Cecilia Zwanzig says
I have read the replies and do have some concerns that, in my opinion, are not being addressed. I am disabled and use an electric wheelchair to be more mobile. I have used FCPT since 2009 when I was diagnosed with breast cancer. In that time, I have found FCPT to be a Godsend. The drivers are friendly and do their best to accommodate. They have been extremely reliable and are a great service for the money. I do not drive and their service has allowed me to be more independent. There may be abuses on the part of FCPT, but there is most definitely abuses by the consumer. For example, setting an appointment for pick-up on a certain date and then the consumer’s plans change and canceling the appointment seems too much of a bother. I ask you, isn’t that a waste of time and money for FCPT? This is but one example of consumer abuse and there are many others I am sure. Because FCPT is a government agency, blaming them for everything comes easy to the public.

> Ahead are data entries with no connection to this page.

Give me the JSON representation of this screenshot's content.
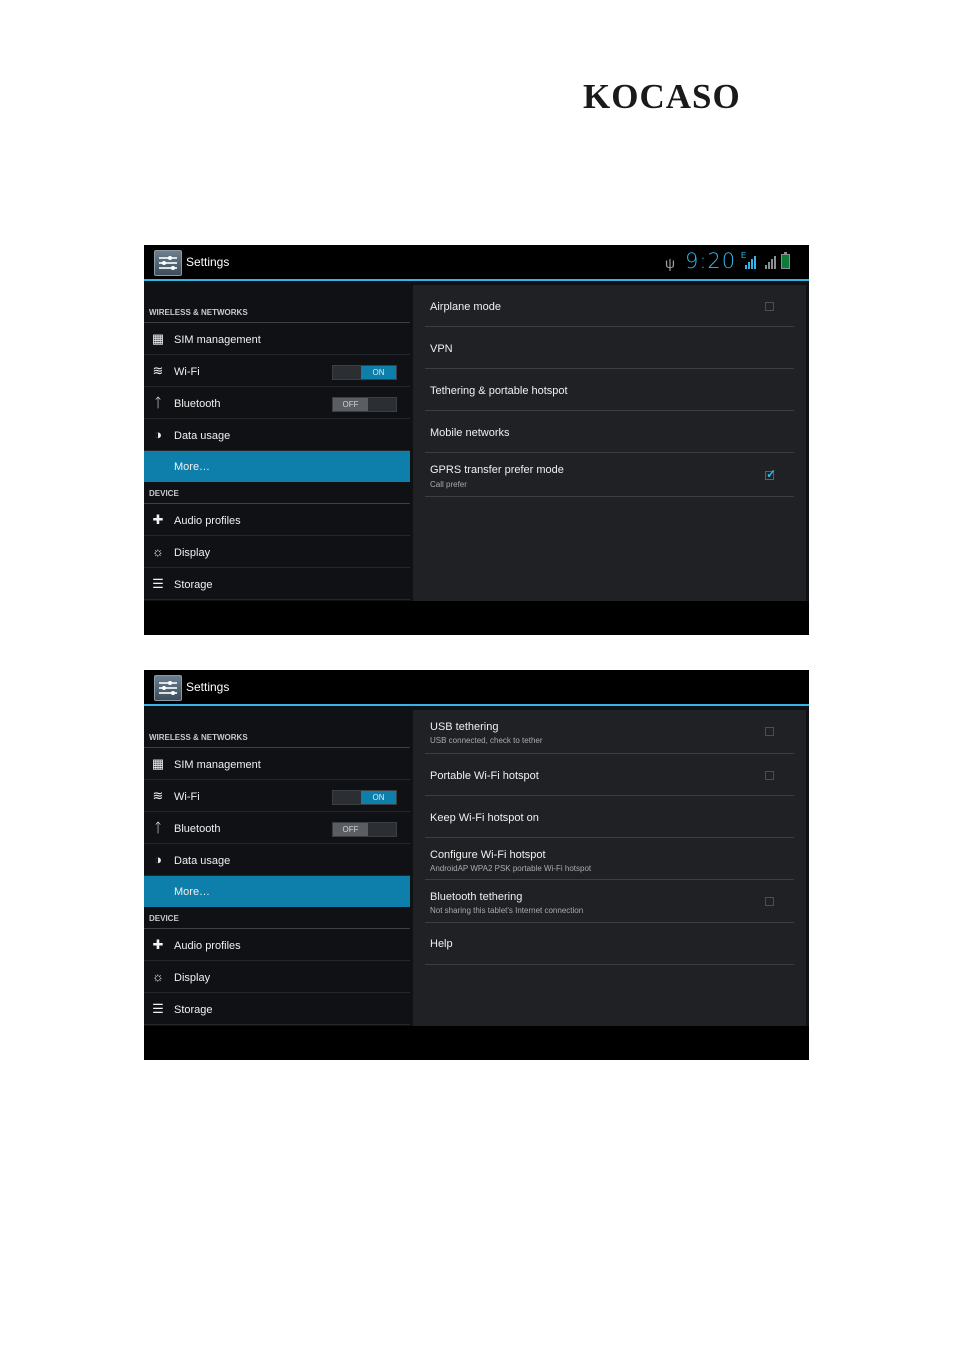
{
  "logo": "KOCASO",
  "screens": [
    {
      "title": "Settings",
      "status": {
        "clock": "9:20",
        "network_badge": "E",
        "usb_icon": "usb-icon",
        "battery": "charging"
      },
      "sidebar": {
        "cat_wireless": "WIRELESS & NETWORKS",
        "sim": "SIM management",
        "wifi": "Wi-Fi",
        "wifi_toggle": "ON",
        "bluetooth": "Bluetooth",
        "bluetooth_toggle": "OFF",
        "data_usage": "Data usage",
        "more": "More…",
        "cat_device": "DEVICE",
        "audio": "Audio profiles",
        "display": "Display",
        "storage": "Storage"
      },
      "rows": [
        {
          "title": "Airplane mode",
          "subtitle": "",
          "checkbox": "unchecked"
        },
        {
          "title": "VPN",
          "subtitle": ""
        },
        {
          "title": "Tethering & portable hotspot",
          "subtitle": ""
        },
        {
          "title": "Mobile networks",
          "subtitle": ""
        },
        {
          "title": "GPRS transfer prefer mode",
          "subtitle": "Call prefer",
          "checkbox": "checked"
        }
      ]
    },
    {
      "title": "Settings",
      "sidebar": {
        "cat_wireless": "WIRELESS & NETWORKS",
        "sim": "SIM management",
        "wifi": "Wi-Fi",
        "wifi_toggle": "ON",
        "bluetooth": "Bluetooth",
        "bluetooth_toggle": "OFF",
        "data_usage": "Data usage",
        "more": "More…",
        "cat_device": "DEVICE",
        "audio": "Audio profiles",
        "display": "Display",
        "storage": "Storage"
      },
      "rows": [
        {
          "title": "USB tethering",
          "subtitle": "USB connected, check to tether",
          "checkbox": "unchecked"
        },
        {
          "title": "Portable Wi-Fi hotspot",
          "subtitle": "",
          "checkbox": "unchecked"
        },
        {
          "title": "Keep Wi-Fi hotspot on",
          "subtitle": ""
        },
        {
          "title": "Configure Wi-Fi hotspot",
          "subtitle": "AndroidAP WPA2 PSK portable Wi-Fi hotspot"
        },
        {
          "title": "Bluetooth tethering",
          "subtitle": "Not sharing this tablet's Internet connection",
          "checkbox": "unchecked"
        },
        {
          "title": "Help",
          "subtitle": ""
        }
      ]
    }
  ],
  "colors": {
    "accent": "#33b5e5",
    "selected": "#0e7eaa",
    "panel": "#1f2125",
    "background": "#101114"
  }
}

Consideration is the key. There are always two sides to every problem, and from the perspective of FCPT, I know that running an agency like FCPT is a huge undertaking and much needs to be considered by both the government agency and the consumer. There are problems in every organization that deals with the public. We, as the consumer, need to be willing to be constructive in our criticisms so that “we” can make it better. Let us not just complain and leave it at that. Let us offer possible solutions so that we do have a transportation system that serves us to the best of their ability.